What do I need besides the Raspberry Pi for ADS-B?
The core additions are an RTL-SDR USB dongle tuned for 1090MHz and a suitable antenna, plus reliable storage and power. The Raspberry Pi 4 8GB runs the decoding software and a local map. A better-placed antenna with clear sky view matters more for range than almost anything else. Add an SSD for logging and a solid power supply, and you have a complete always-on feeder.
Is the Pi 4 8GB overkill for ADS-B?
ADS-B decoding itself is light, so a smaller Pi can do the basics, but the 8GB model gives comfortable headroom to also run a web map, log history, and feed multiple aggregator networks simultaneously without strain. If you plan to expand into other RF or homelab tasks on the same box, the extra RAM is welcome. For a single dedicated feeder, it's generous but future-proof.

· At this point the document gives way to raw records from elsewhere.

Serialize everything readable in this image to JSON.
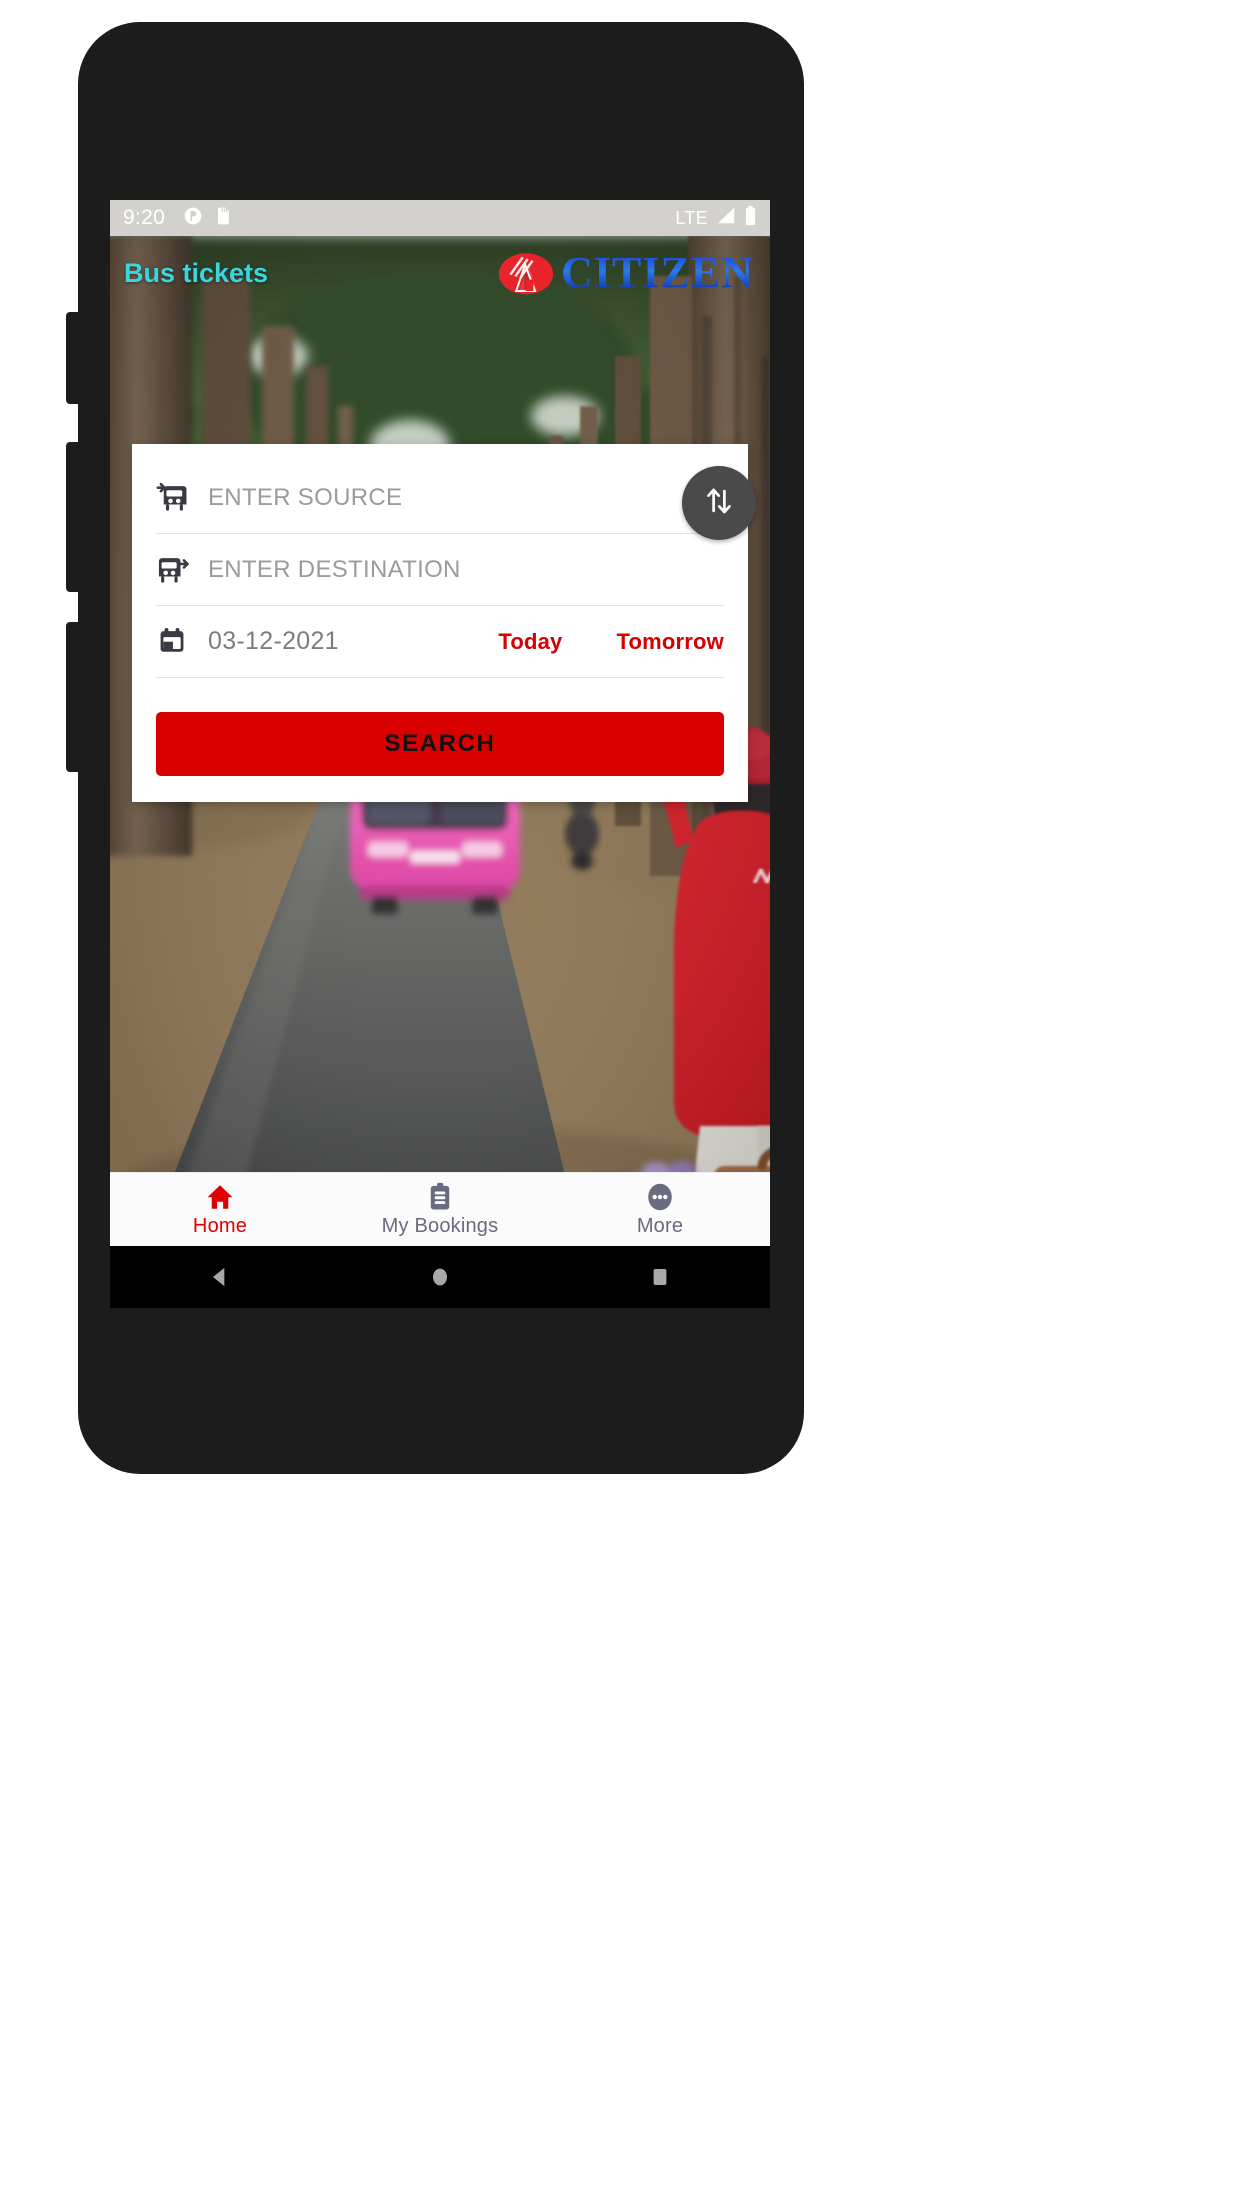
{
  "status_bar": {
    "time": "9:20",
    "left_icons": [
      "do-not-disturb-icon",
      "sd-card-icon"
    ],
    "network_label": "LTE",
    "right_icons": [
      "signal-strength-icon",
      "battery-icon"
    ]
  },
  "header": {
    "title": "Bus tickets",
    "title_color": "#38d6dd",
    "brand_name": "CITIZEN",
    "brand_mark": "citizen-logo-icon"
  },
  "search_card": {
    "source": {
      "icon": "bus-arrival-icon",
      "placeholder": "ENTER SOURCE",
      "value": ""
    },
    "destination": {
      "icon": "bus-departure-icon",
      "placeholder": "ENTER DESTINATION",
      "value": ""
    },
    "date": {
      "icon": "calendar-icon",
      "value": "03-12-2021",
      "quick_options": [
        "Today",
        "Tomorrow"
      ],
      "quick_option_color": "#d50000"
    },
    "swap_button": {
      "icon": "swap-vertical-icon",
      "background": "#4a4a4a"
    },
    "search_button": {
      "label": "SEARCH",
      "background": "#d90000",
      "text_color": "#111111"
    }
  },
  "bottom_nav": {
    "items": [
      {
        "label": "Home",
        "icon": "home-icon",
        "active": true,
        "color": "#e10000"
      },
      {
        "label": "My Bookings",
        "icon": "clipboard-icon",
        "active": false,
        "color": "#6b6b80"
      },
      {
        "label": "More",
        "icon": "ellipsis-circle-icon",
        "active": false,
        "color": "#6b6b80"
      }
    ]
  },
  "android_nav": {
    "buttons": [
      "back-button",
      "home-button",
      "recents-button"
    ]
  },
  "background": {
    "description": "woman-hailing-bus-photo",
    "road_color": "#5d5e5c",
    "bus_color": "#f06ec0",
    "jacket_color": "#d81f26"
  }
}
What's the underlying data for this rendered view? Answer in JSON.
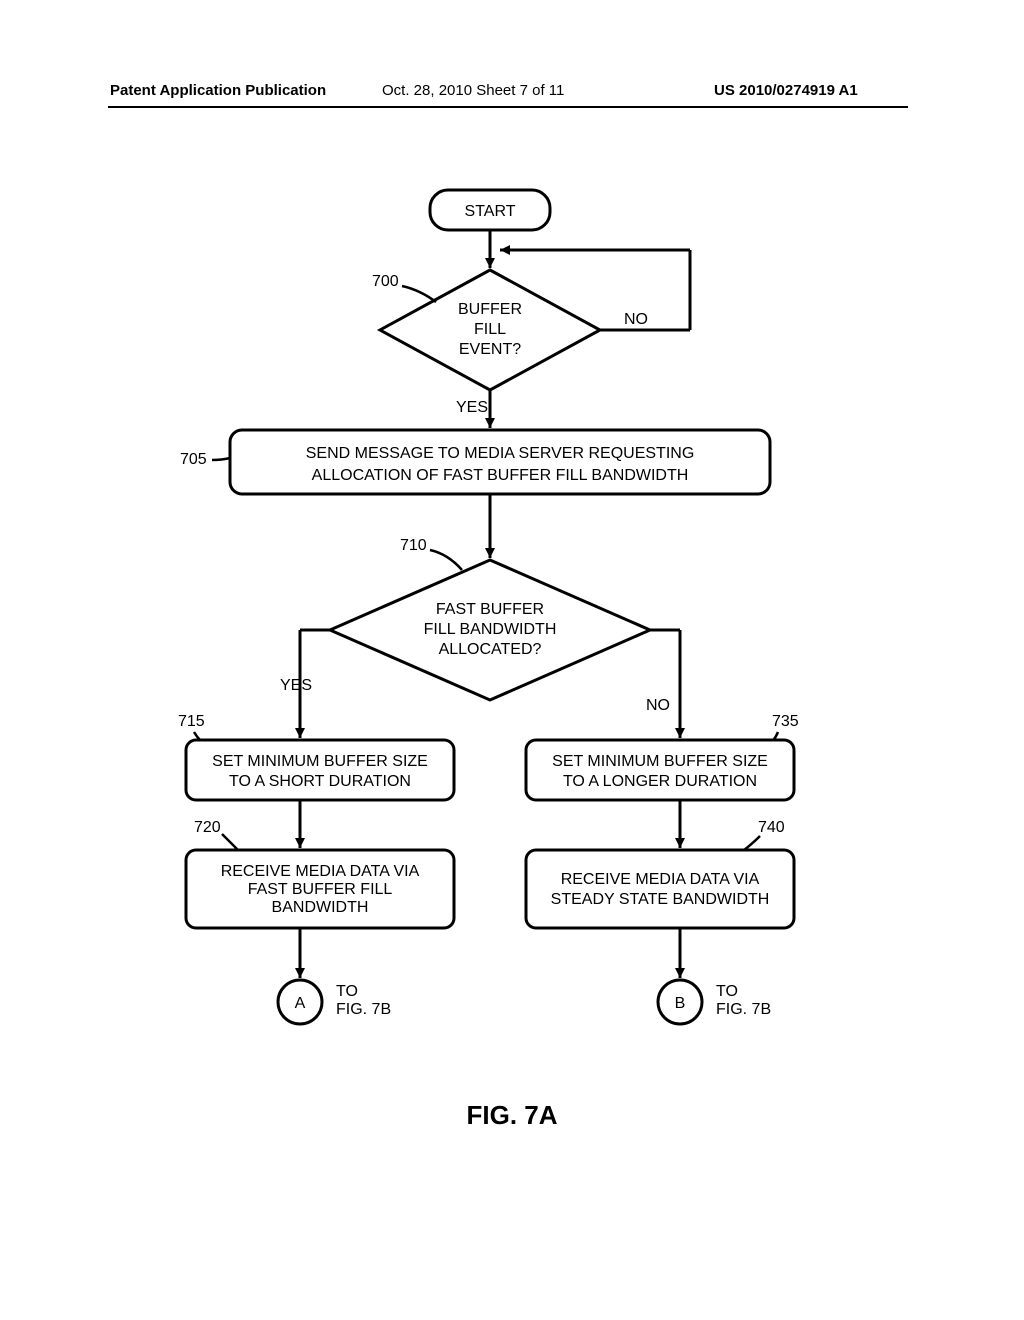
{
  "header": {
    "left": "Patent Application Publication",
    "mid": "Oct. 28, 2010   Sheet 7 of 11",
    "right": "US 2010/0274919 A1"
  },
  "nodes": {
    "start": "START",
    "decision1_l1": "BUFFER",
    "decision1_l2": "FILL",
    "decision1_l3": "EVENT?",
    "process1_l1": "SEND MESSAGE TO MEDIA SERVER REQUESTING",
    "process1_l2": "ALLOCATION OF FAST BUFFER FILL BANDWIDTH",
    "decision2_l1": "FAST BUFFER",
    "decision2_l2": "FILL BANDWIDTH",
    "decision2_l3": "ALLOCATED?",
    "left1_l1": "SET MINIMUM BUFFER SIZE",
    "left1_l2": "TO A SHORT DURATION",
    "left2_l1": "RECEIVE MEDIA DATA VIA",
    "left2_l2": "FAST BUFFER FILL",
    "left2_l3": "BANDWIDTH",
    "right1_l1": "SET MINIMUM BUFFER SIZE",
    "right1_l2": "TO A LONGER DURATION",
    "right2_l1": "RECEIVE MEDIA DATA VIA",
    "right2_l2": "STEADY STATE BANDWIDTH",
    "connA": "A",
    "connB": "B",
    "toA_l1": "TO",
    "toA_l2": "FIG. 7B",
    "toB_l1": "TO",
    "toB_l2": "FIG. 7B"
  },
  "edges": {
    "yes": "YES",
    "no": "NO",
    "yes2": "YES",
    "no2": "NO"
  },
  "refs": {
    "r700": "700",
    "r705": "705",
    "r710": "710",
    "r715": "715",
    "r720": "720",
    "r735": "735",
    "r740": "740"
  },
  "figure": "FIG. 7A"
}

Why use an SSD instead of an SD card for the feeder?
An always-on tracker writes logs and database updates continuously, and microSD cards degrade under that sustained write load, eventually corrupting and taking your setup offline. An SSD like the SanDisk Ultra 3D or Crucial BX500 handles 24/7 writes far more reliably and stores long flight history. Many builders boot the Pi from a USB SSD specifically to avoid the SD-card failure that plagues round-the-clock projects.
How far can a home ADS-B setup receive?
Range depends heavily on antenna quality and placement, with line-of-sight to the horizon being the main limiter. A modest indoor antenna might reach tens of miles, while a well-positioned outdoor antenna with clear sky view can pick up aircraft well over a hundred miles away. Elevation and avoiding obstructions matter more than the radio itself, so invest effort in antenna mounting for the biggest gains.
Is it legal to receive ADS-B at home?
Receiving ADS-B broadcasts is a passive, receive-only activity and is legal in most jurisdictions because aircraft transmit this position data openly. You're not transmitting anything. Many hobbyists feed the data to public flight-tracking networks in exchange for perks. As always, confirm the rules in your country, but ADS-B reception is one of the most accessible and widely practiced SDR hobbies.